It’s funny how, as a mom, most of my days are spent barely seeing past the next 5 minutes. On a particularly good day, maybe I’ll be able to see dinnertime through all the diaper changes. On an exceptional day, maybe I’ll be able to look at what next week might hold.
And then there are the days like today, where I feel like I can see forever.
Today is my last day of maternity leave home with just Ellen. She’s currently sleeping sweetly in my arms, and I have visions of the future dancing through my head.
I’ve had nearly 3 months of one-on-one time with this perfect little chunky baby. I feel like I know her so well… But she’s still so little.

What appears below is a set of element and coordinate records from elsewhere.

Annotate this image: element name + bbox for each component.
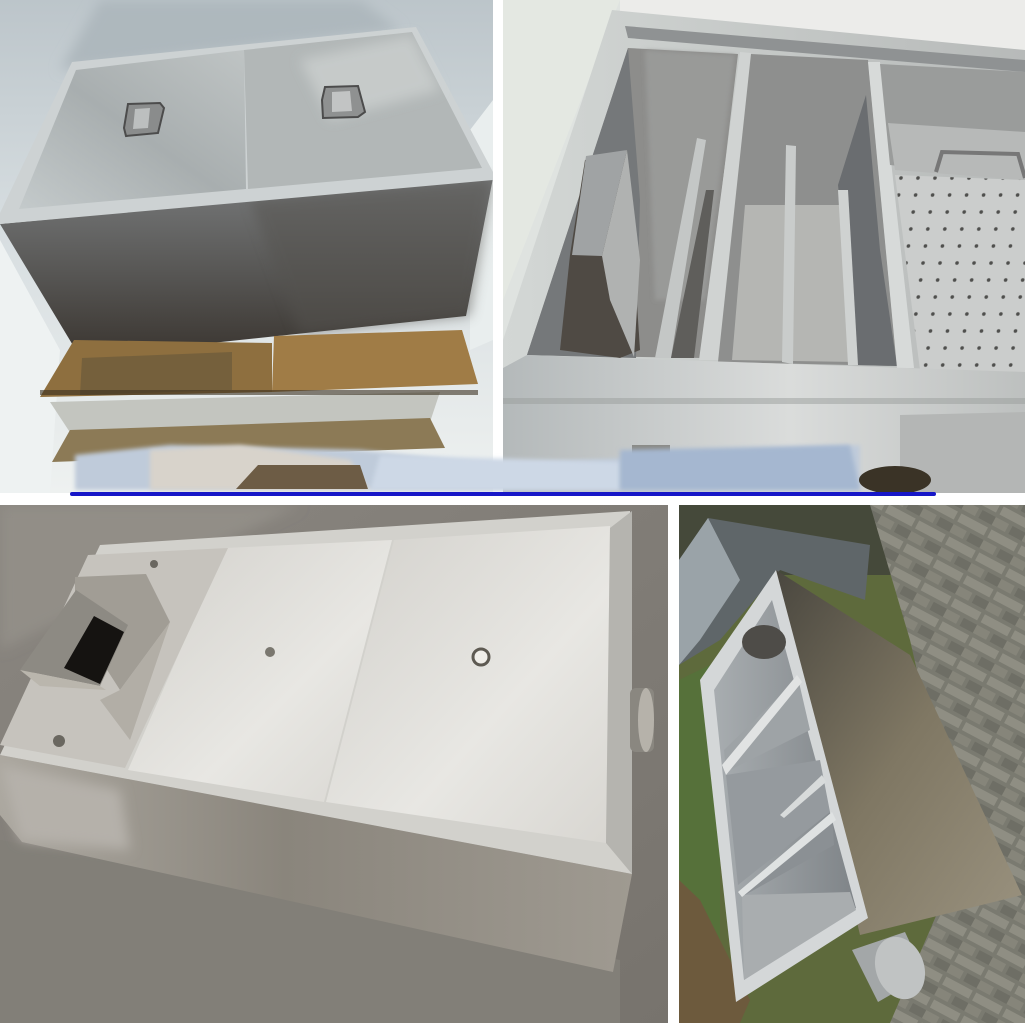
panel: open tank lying on its side on brick path: [679, 505, 1025, 1023]
panel: closed tank with three lids on concrete floor: [0, 505, 668, 1023]
front face: [503, 355, 1025, 493]
panel: open tank with baffles and perforated basket: [503, 0, 1025, 493]
lid handles: [124, 86, 365, 136]
inlet hopper: [20, 574, 170, 740]
tank body outer side: [776, 570, 1022, 935]
chamber one: [527, 48, 738, 358]
panel: closed box with two handled lids on cardboard: [0, 0, 493, 493]
chamber two: [718, 54, 897, 366]
box front face: [0, 178, 493, 357]
box lid: [0, 27, 493, 224]
inlet hole: [742, 625, 786, 659]
outlet pipe: [630, 688, 654, 752]
tank rim: [503, 10, 1025, 380]
tank interior: [700, 570, 868, 1002]
rear tank: [679, 518, 870, 665]
lid bolts: [150, 560, 158, 568]
tank top: [0, 511, 632, 874]
baffle one: [655, 138, 706, 358]
blue line: [70, 492, 936, 496]
outlet pipe: [852, 932, 925, 1002]
divider two: [838, 190, 858, 365]
cardboard: [40, 340, 272, 397]
divider one: [699, 52, 751, 360]
tank front: [0, 755, 632, 972]
smeared lower band with blue line: [70, 445, 936, 496]
baffle two: [782, 145, 796, 364]
basket area: [880, 64, 1025, 166]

Who is she really? Who is she going to be? What is she going to accomplish? Will she do something so extraordinary that the whole world knows her name? Or will her exceptional gifts, whatever they may be, be kept dear just to those who know and love her?
And what about my first baby, Lewis? We know him even better. We kind of even know who he is, what he is all about. But beyond his love for cars, his sweet disposition, his concern for others… what does the world have in store for him? Or perhaps the better question is: what does he have in store for the world?
We’re at the end of a special time, Ellen and I. The beginning of something new. It makes me ache, this ending, down to the deepest depths. But even as the tears roll while I stare at my sweet girl, I’m also exploding with the joy of the visions of her future, and of Lewis’s too.
Sure, she’s just starting daycare on Monday. It feels huge, but really, it is so small. But that step is the first of so many that lay ahead of her which will take her to all the places she will go. On Monday, she belongs a little more to the world, and a little less to me.
Today, though, today I will snuggle her so tight. Because today she hasn’t gotten her first taste of independence. Today she’s still mine, all mine.